11/05/2019
Un ex fidanzato è stato condannato dal Tribunale al pagamento di un'ammenda per il reato di molestie o disturbo alle persone perché con il telefono, per petulanza o per altro biasimevole motivo, recava molestie e disturbo alla sua ex fidanzata inviandole alcuni massaggi dalla telefonia mobile. Il fidanzato abbandonato si è difeso sostenendo che nella sua condotta di invio dei messaggi non fosse ravvisabile alcun motivo biasimevole perché i messaggini rappresentavano uno sforzo per riattivare la relazione sentimentale e non avevano il fine di interferire in maniera inopportuna nella sfera di libertà dell'ex fidanzata, per petulanza o per altro biasimevole motivo. A fronte di 15 messaggi inviati era stato accertato nella causa che solo 2 di essi avevano contenuto valutabile come offensivo.
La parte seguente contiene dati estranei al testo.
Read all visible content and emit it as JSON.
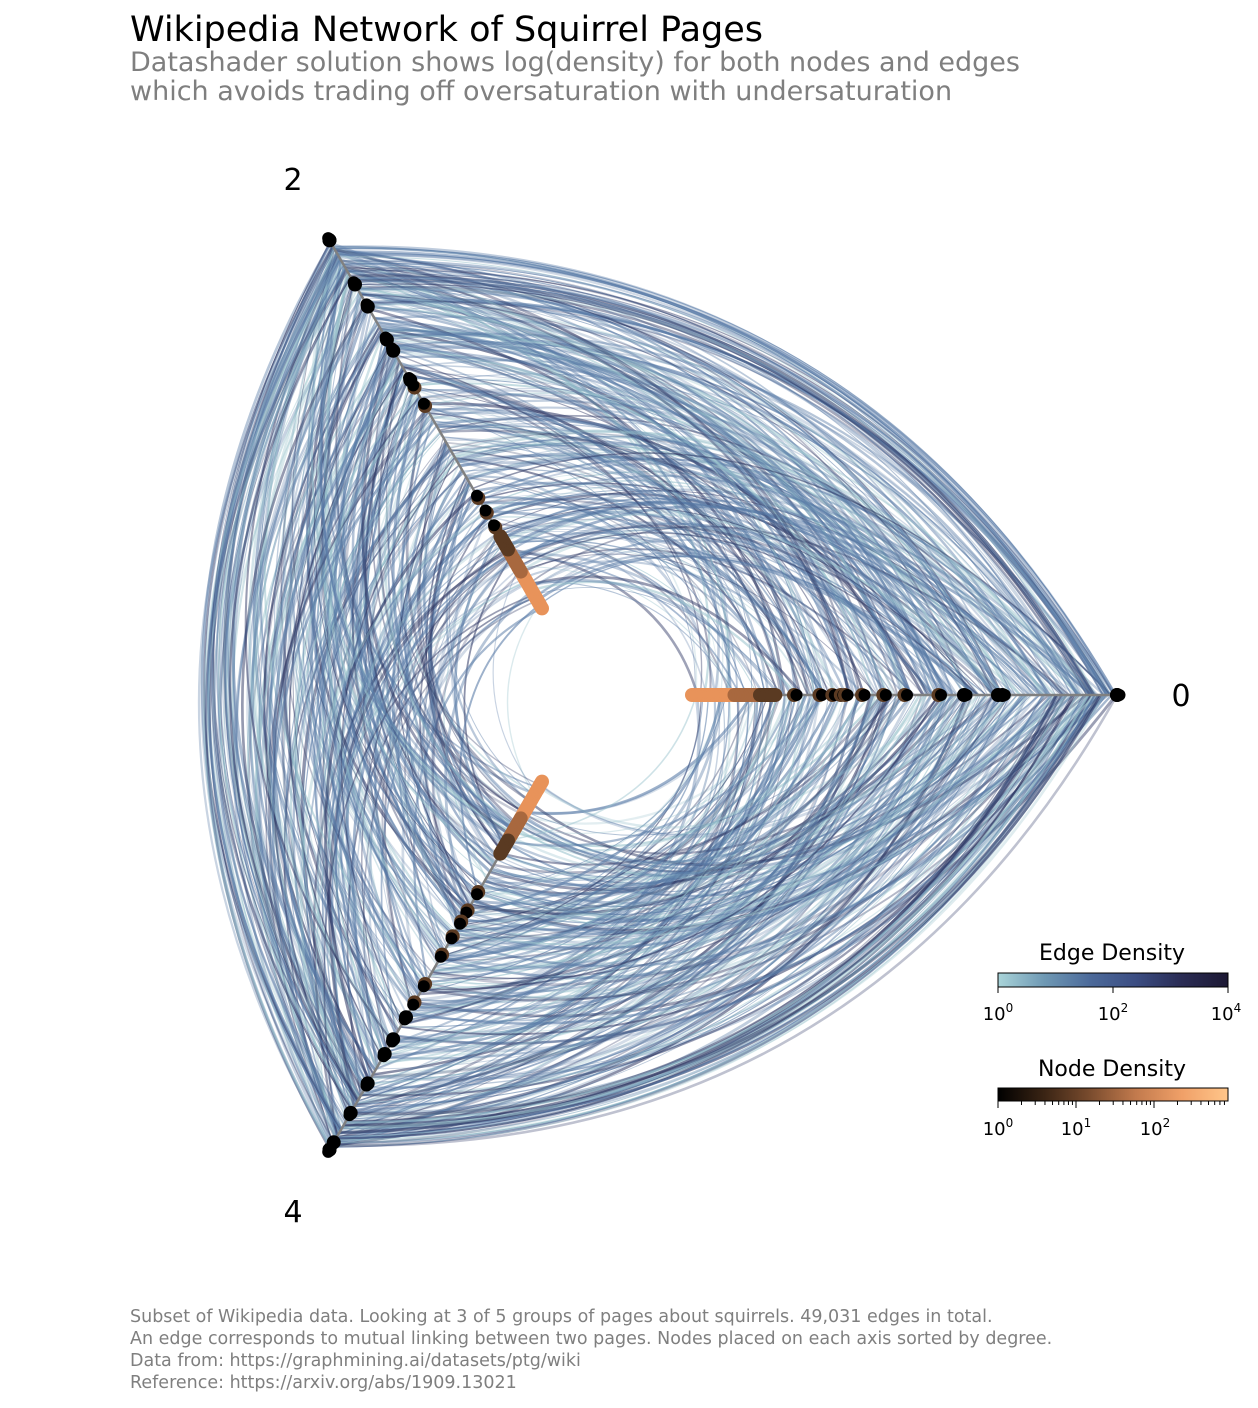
{
  "title": "Wikipedia Network of Squirrel Pages",
  "subtitle": [
    "Datashader solution shows log(density) for both nodes and edges",
    "which avoids trading off oversaturation with undersaturation"
  ],
  "axes": [
    {
      "label": "0",
      "angle_deg": 0
    },
    {
      "label": "2",
      "angle_deg": 120
    },
    {
      "label": "4",
      "angle_deg": 240
    }
  ],
  "legends": {
    "edge": {
      "title": "Edge Density",
      "ticks": [
        {
          "base": "10",
          "exp": "0"
        },
        {
          "base": "10",
          "exp": "2"
        },
        {
          "base": "10",
          "exp": "4"
        }
      ],
      "colors": [
        "#a9d4d9",
        "#6f99b4",
        "#4c6a9a",
        "#3b4d82",
        "#2a2c54",
        "#1c1833"
      ]
    },
    "node": {
      "title": "Node Density",
      "ticks": [
        {
          "base": "10",
          "exp": "0"
        },
        {
          "base": "10",
          "exp": "1"
        },
        {
          "base": "10",
          "exp": "2"
        }
      ],
      "colors": [
        "#000000",
        "#3a2414",
        "#7a4c2e",
        "#c27a4d",
        "#f0a068",
        "#ffc68a"
      ]
    }
  },
  "edge_colors": {
    "light": "#98c2cc",
    "mid": "#587aa6",
    "dark": "#2c3562"
  },
  "node_colors": {
    "black": "#000000",
    "brown": "#5a3a22",
    "orange": "#e8935a"
  },
  "footer": [
    "Subset of Wikipedia data. Looking at 3 of 5 groups of pages about squirrels. 49,031 edges in total.",
    "An edge corresponds to mutual linking between two pages. Nodes placed on each axis sorted by degree.",
    "Data from: https://graphmining.ai/datasets/ptg/wiki",
    "Reference: https://arxiv.org/abs/1909.13021"
  ]
}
La Cassazione ha dato ragione all'ex fidanzato e lo ha assolto perché il fatto non costituisce reato.
Nella sua sentenza la Cassazione ha sentito l'esigenza di premettere che "il reato di molestie o di disturbo alla persona mira a prevenire il turbamento della pubblica tranquillità, attuato mediante l’offesa alla quiete privata. Pertanto, rispetto alla contravvenzione in discorso, viene in considerazione l’ordine pubblico, pur trattandosi di offesa alla quiete privata; onde l’interesse privato individuale riceve una protezione soltanto riflessa, cosicché la tutela penale viene accordata anche senza e pur contro la volontà delle persone molestate ".
Il disturbo può essere realizzato anche con una sola azione. Ai fini della sussistenza del reato di intenti persecutori i motivi per i quali sono stati posti in essere sono del tutto irrilevanti "una volta che si sia accertato che, a prescindere dalle motivazioni che sono alla base del comportamento, esso è connotato dalla caratteristica della petulanza, ossia da quel modo di agire pressante, ripetitivo, insistente, indiscreto e impertinente che finisce, per il modo stesso in cui si manifesta, per interferire sgradevolmente nella sfera della quiete e della libertà delle persone."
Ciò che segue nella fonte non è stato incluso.